– Я не знала, – утирая слезы, сказала Маргарита Назаровна. – Я, не виделась с матерью до самой ее смерти. Василий Евсеевич увез ее в другой город, у него были связи, он еще долго работал, возил маму на курорты. А я не смогла ее простить, ведь папа спился. Не могла простить и Леона, часто из-за этого ссорились с Захаром. Он переехал к отцу с семьей, когда я поступила учиться на медсестру, прожил там всю жизнь, не раз ездил к матери и Леону. А я – нет. Только смерть матери примирила меня с ней и братом, но поздно, когда уже ничего нельзя было исправить, понимание этого жгло душу: как много я потеряла, как виновата... Но раскаяние никого ещё никого не подняло из могилы. Когда мама умерла, Леон рассказал мне все, но про тебя умолчал. Не знаю, почему. Может, хотел, чтоб я мучилась, потому что обидела маму? Утешает меня то, что с твоим дядей она была счастлива. По словам Леона, он безумно любил ее, а она благосклонно позволяла себя любить. Какое-то идиотское счастье...

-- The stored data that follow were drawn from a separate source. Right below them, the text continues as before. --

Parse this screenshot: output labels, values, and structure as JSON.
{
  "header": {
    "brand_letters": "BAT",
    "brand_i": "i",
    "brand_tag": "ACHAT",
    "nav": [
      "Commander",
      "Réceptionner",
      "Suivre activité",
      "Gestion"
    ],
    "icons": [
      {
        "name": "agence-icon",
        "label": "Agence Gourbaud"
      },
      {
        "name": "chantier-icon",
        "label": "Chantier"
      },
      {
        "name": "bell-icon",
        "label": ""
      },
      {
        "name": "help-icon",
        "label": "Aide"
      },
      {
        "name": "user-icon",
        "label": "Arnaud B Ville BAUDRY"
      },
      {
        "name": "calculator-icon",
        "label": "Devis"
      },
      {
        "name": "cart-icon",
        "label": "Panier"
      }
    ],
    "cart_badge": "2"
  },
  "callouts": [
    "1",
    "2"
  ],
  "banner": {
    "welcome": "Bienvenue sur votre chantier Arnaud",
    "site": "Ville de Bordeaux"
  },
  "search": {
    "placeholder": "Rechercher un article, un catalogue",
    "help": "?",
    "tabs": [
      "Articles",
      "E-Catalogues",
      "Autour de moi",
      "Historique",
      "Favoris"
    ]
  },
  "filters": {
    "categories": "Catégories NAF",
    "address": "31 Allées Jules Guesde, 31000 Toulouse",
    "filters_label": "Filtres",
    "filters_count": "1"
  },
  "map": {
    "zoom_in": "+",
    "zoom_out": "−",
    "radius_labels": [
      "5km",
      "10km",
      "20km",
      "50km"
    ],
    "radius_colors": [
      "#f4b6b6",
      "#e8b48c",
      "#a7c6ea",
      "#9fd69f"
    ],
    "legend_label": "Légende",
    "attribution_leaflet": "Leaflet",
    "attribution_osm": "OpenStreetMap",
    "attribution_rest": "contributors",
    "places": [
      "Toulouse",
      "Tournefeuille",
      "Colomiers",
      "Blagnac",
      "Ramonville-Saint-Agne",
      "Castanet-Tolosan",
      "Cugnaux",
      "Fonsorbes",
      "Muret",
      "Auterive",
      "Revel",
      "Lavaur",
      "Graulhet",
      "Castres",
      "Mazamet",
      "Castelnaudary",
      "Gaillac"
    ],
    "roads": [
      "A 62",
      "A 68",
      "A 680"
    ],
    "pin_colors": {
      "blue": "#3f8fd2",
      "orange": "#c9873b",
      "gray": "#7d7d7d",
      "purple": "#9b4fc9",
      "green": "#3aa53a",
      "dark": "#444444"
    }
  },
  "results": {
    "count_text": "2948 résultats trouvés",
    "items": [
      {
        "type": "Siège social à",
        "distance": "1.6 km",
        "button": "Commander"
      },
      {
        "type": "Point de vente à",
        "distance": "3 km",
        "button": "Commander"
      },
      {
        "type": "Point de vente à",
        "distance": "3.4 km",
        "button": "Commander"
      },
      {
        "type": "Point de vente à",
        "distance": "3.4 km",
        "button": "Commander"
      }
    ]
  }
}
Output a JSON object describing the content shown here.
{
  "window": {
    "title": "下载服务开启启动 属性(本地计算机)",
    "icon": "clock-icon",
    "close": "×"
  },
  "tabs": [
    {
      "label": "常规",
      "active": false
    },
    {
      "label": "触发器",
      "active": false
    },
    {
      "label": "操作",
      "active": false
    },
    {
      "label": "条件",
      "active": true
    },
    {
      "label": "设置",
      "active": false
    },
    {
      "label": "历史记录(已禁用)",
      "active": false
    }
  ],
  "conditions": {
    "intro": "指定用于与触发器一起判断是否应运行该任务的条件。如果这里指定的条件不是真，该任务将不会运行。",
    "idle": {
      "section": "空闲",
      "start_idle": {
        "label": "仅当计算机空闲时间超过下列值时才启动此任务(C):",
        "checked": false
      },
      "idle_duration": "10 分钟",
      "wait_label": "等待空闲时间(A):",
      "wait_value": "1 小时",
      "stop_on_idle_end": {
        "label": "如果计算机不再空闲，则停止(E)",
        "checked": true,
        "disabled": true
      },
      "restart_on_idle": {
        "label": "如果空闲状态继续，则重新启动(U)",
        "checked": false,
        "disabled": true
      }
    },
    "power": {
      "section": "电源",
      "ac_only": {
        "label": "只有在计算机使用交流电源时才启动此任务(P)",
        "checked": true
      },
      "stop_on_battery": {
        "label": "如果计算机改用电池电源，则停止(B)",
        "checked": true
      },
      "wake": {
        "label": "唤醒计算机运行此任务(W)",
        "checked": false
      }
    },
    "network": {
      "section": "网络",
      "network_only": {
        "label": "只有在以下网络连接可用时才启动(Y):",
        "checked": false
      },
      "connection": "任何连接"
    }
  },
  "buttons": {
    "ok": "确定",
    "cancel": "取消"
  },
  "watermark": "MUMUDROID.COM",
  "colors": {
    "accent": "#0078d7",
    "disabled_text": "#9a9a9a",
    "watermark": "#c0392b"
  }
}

– Счастье, Маргарита, не бывает идиотским, – пробурчал Марлен Петрович. – Оно либо есть, либо его нет.
– Пойду я, – поднялась она. – До свидания, Марлен.
– До свидания.
Оставшись один, Марлен Петрович долго думал над визитом старой дамы, над их дурацким примирением, будто это что-то могло изменить. Да, он противоречив, поддавшись сиюминутному порыву, чуть не поверил в бога и прочую возвышенную чушь, а теперь ему стало неловко перед самим собой. Он поднялся на самый верх, под крышу дома, условно постучал, сын открыл.
– Паспорта готовы, ты летишь сегодня ночью, – сообщил он сыну. – Но как будешь жить? Тебя будут искать через Интерпол искать, все думают, что ты уже за границей.